For nested joins, the query will run correctly (ie, match the right parent and child documents), however, because TopGroups<TGroupValue> is currently unable to support nesting (each group is not able to hold another TopGroups<TGroupValue>), you are only able to retrieve the TopGroups<TGroupValue> of the first join. The TopGroups<TGroupValue> of the nested joins will not be correct.
See http://lucene.apache.org/core/4_8_0/join/ for a code sample.
ToParentBlockJoinFieldComparer
A field comparer that allows parent documents to be sorted by fields from the nested / child documents.
ToParentBlockJoinFieldComparer.Highest
Concrete implementation of ToParentBlockJoinSortField to sorts the parent docs with the highest values in the child / nested docs first.
ToParentBlockJoinFieldComparer.Lowest
Concrete implementation of ToParentBlockJoinSortField to sorts the parent docs with the lowest values in the child / nested docs first.
ToParentBlockJoinQuery
This query requires that you index children and parent docs as a single block, using the AddDocuments(IEnumerable<IEnumerable<IIndexableField>>, Analyzer) or UpdateDocuments(Term, IEnumerable<IEnumerable<IIndexableField>>, Analyzer) API. In each block, the child documents must appear first, ending with the parent document. At search time you provide a Filter identifying the parents, however this Filter must provide an FixedBitSet per sub-reader.

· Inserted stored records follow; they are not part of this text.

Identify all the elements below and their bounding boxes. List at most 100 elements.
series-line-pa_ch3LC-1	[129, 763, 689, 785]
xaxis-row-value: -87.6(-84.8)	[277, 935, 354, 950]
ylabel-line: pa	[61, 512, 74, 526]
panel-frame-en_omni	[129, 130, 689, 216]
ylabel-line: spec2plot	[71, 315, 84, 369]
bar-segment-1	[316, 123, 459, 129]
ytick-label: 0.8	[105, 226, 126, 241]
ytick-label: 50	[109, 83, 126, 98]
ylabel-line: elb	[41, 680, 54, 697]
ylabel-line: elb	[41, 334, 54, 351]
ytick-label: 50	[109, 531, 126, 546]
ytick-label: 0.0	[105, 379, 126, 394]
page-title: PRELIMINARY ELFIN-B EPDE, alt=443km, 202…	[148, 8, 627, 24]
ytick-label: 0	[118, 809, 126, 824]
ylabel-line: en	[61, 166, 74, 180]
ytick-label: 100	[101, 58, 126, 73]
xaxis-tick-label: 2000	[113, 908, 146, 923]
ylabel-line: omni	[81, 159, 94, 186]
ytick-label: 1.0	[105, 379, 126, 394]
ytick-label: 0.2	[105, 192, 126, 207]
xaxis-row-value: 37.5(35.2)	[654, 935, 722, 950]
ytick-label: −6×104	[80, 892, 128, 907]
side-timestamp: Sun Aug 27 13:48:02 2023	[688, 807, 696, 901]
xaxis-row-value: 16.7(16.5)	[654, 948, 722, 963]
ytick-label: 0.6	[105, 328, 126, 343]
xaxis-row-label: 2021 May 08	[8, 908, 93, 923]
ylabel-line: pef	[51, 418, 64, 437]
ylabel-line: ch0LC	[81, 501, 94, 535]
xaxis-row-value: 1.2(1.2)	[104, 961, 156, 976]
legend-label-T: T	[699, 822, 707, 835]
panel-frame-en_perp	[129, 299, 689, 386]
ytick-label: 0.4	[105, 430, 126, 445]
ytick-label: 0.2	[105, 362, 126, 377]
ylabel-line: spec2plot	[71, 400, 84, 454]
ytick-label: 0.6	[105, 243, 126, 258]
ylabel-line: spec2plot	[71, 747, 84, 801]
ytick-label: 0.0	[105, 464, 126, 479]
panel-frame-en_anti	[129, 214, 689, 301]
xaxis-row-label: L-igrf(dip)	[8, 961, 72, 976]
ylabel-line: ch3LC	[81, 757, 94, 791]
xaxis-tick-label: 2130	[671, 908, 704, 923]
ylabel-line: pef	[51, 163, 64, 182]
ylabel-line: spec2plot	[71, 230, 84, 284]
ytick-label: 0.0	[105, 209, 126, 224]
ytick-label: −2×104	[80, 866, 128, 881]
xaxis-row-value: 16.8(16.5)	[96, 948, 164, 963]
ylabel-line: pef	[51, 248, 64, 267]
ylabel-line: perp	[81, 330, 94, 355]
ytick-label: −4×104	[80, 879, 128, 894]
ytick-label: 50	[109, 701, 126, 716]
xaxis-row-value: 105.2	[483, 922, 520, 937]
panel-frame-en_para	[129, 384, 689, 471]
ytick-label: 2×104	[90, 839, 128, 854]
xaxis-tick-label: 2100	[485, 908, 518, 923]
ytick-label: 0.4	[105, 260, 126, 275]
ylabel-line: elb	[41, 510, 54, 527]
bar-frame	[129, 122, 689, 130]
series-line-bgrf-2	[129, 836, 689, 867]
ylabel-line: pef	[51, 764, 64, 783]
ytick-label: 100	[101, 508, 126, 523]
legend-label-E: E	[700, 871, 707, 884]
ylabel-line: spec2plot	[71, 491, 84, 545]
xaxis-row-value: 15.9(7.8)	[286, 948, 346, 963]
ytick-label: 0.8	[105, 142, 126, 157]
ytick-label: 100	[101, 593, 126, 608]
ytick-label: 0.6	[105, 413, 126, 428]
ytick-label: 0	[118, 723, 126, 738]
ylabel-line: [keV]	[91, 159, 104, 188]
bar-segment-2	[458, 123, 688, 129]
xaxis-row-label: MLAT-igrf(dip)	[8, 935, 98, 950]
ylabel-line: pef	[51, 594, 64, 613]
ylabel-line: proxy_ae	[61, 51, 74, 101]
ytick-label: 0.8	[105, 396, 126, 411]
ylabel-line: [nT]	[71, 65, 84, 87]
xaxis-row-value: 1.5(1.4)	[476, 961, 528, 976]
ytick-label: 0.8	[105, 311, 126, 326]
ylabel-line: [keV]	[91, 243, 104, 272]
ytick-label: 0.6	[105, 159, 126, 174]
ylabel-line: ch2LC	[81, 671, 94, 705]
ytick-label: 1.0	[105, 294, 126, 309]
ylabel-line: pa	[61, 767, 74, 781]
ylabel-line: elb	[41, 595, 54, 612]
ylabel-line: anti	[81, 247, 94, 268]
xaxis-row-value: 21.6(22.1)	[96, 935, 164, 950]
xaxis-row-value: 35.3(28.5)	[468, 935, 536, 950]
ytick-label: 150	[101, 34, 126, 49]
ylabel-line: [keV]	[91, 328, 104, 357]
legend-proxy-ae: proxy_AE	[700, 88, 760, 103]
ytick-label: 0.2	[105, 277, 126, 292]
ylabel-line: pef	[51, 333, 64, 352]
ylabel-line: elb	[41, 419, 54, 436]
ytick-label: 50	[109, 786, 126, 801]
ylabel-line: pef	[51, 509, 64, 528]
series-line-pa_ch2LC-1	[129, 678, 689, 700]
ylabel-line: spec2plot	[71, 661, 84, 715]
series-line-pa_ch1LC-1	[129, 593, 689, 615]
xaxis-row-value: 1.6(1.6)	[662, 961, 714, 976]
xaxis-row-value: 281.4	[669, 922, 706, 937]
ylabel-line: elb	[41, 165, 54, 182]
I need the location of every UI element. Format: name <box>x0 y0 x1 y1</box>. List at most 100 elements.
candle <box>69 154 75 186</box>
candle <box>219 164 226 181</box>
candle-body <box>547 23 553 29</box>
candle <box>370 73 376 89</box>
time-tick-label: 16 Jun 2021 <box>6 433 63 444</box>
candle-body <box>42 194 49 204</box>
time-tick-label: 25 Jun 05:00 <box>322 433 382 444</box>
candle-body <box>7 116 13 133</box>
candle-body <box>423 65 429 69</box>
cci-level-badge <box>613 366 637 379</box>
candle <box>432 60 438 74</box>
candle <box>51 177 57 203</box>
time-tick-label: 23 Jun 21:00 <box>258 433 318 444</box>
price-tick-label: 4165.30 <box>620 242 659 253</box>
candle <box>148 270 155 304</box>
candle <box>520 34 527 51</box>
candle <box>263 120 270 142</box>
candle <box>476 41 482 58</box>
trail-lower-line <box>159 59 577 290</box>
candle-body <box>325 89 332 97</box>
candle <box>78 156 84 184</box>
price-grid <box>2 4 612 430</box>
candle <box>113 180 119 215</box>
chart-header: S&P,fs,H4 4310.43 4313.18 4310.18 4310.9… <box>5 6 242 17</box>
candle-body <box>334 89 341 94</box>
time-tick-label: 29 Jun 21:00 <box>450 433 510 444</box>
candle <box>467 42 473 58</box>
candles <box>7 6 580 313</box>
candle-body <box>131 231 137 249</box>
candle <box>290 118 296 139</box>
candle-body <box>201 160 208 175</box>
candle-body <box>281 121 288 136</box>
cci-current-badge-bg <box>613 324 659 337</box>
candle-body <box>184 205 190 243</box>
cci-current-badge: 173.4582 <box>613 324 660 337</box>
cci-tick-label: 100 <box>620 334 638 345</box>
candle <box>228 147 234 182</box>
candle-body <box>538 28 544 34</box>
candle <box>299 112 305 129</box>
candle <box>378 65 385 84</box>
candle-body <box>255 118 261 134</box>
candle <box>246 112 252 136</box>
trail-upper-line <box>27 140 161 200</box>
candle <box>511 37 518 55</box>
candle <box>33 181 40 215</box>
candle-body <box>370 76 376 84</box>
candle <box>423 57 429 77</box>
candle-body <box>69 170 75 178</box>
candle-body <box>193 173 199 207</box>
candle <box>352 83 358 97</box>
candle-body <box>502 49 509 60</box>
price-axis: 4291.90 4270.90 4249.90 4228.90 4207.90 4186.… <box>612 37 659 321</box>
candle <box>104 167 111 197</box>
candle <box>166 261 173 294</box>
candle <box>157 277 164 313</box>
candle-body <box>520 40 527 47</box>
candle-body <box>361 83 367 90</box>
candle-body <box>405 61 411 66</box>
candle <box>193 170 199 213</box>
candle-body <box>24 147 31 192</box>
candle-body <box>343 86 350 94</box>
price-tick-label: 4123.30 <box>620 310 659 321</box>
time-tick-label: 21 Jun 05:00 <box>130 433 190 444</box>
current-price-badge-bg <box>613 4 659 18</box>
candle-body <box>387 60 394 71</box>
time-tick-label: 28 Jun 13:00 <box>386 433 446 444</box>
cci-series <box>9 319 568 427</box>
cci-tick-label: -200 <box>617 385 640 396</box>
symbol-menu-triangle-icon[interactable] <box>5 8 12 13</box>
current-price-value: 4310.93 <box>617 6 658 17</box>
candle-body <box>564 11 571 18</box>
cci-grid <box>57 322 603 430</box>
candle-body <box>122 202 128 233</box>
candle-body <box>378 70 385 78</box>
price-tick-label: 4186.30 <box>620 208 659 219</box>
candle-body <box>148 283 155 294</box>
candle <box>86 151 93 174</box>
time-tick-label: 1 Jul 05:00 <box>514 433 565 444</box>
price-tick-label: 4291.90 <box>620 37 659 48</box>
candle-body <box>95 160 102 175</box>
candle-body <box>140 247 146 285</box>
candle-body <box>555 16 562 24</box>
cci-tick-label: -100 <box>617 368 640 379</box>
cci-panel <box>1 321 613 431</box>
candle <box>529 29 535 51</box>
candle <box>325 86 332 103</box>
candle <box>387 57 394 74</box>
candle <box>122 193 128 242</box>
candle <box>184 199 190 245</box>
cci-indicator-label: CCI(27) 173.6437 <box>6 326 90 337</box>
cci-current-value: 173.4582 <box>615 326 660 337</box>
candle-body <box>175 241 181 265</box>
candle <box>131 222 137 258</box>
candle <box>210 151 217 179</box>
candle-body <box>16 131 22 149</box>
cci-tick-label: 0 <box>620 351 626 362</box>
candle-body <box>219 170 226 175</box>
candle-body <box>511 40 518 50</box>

Once the block index is built, use this query to wrap any sub-query matching only child docs and join matches in that child document space up to the parent document space. You can then use this Query as a clause with other queries in the parent document space.
See ToChildBlockJoinQuery if you need to join in the reverse order.
The child documents must be orthogonal to the parent documents: the wrapped child query must never return a parent document.
If you'd like to retrieve ITopGroups<TGroupValue> for the resulting query, use the ToParentBlockJoinCollector. Note that this is not necessary, ie, if you simply want to collect the parent documents and don't need to see which child documents matched under that parent, then you can use any collector.
NOTE: If the overall query contains parent-only matches, for example you OR a parent-only query with a joined child-only query, then the resulting collected documents will be correct, however the ITopGroups<TGroupValue> you get from ToParentBlockJoinCollector will not contain every child for parents that had matched.
See http://lucene.apache.org/core/4_8_0/join/ for an overview.
ToParentBlockJoinSortField
A special sort field that allows sorting parent docs based on nested / child level fields. Based on the sort order it either takes the document with the lowest or highest field value into account.
Enums
ScoreMode
How to aggregate multiple child hit scores into a single parent score.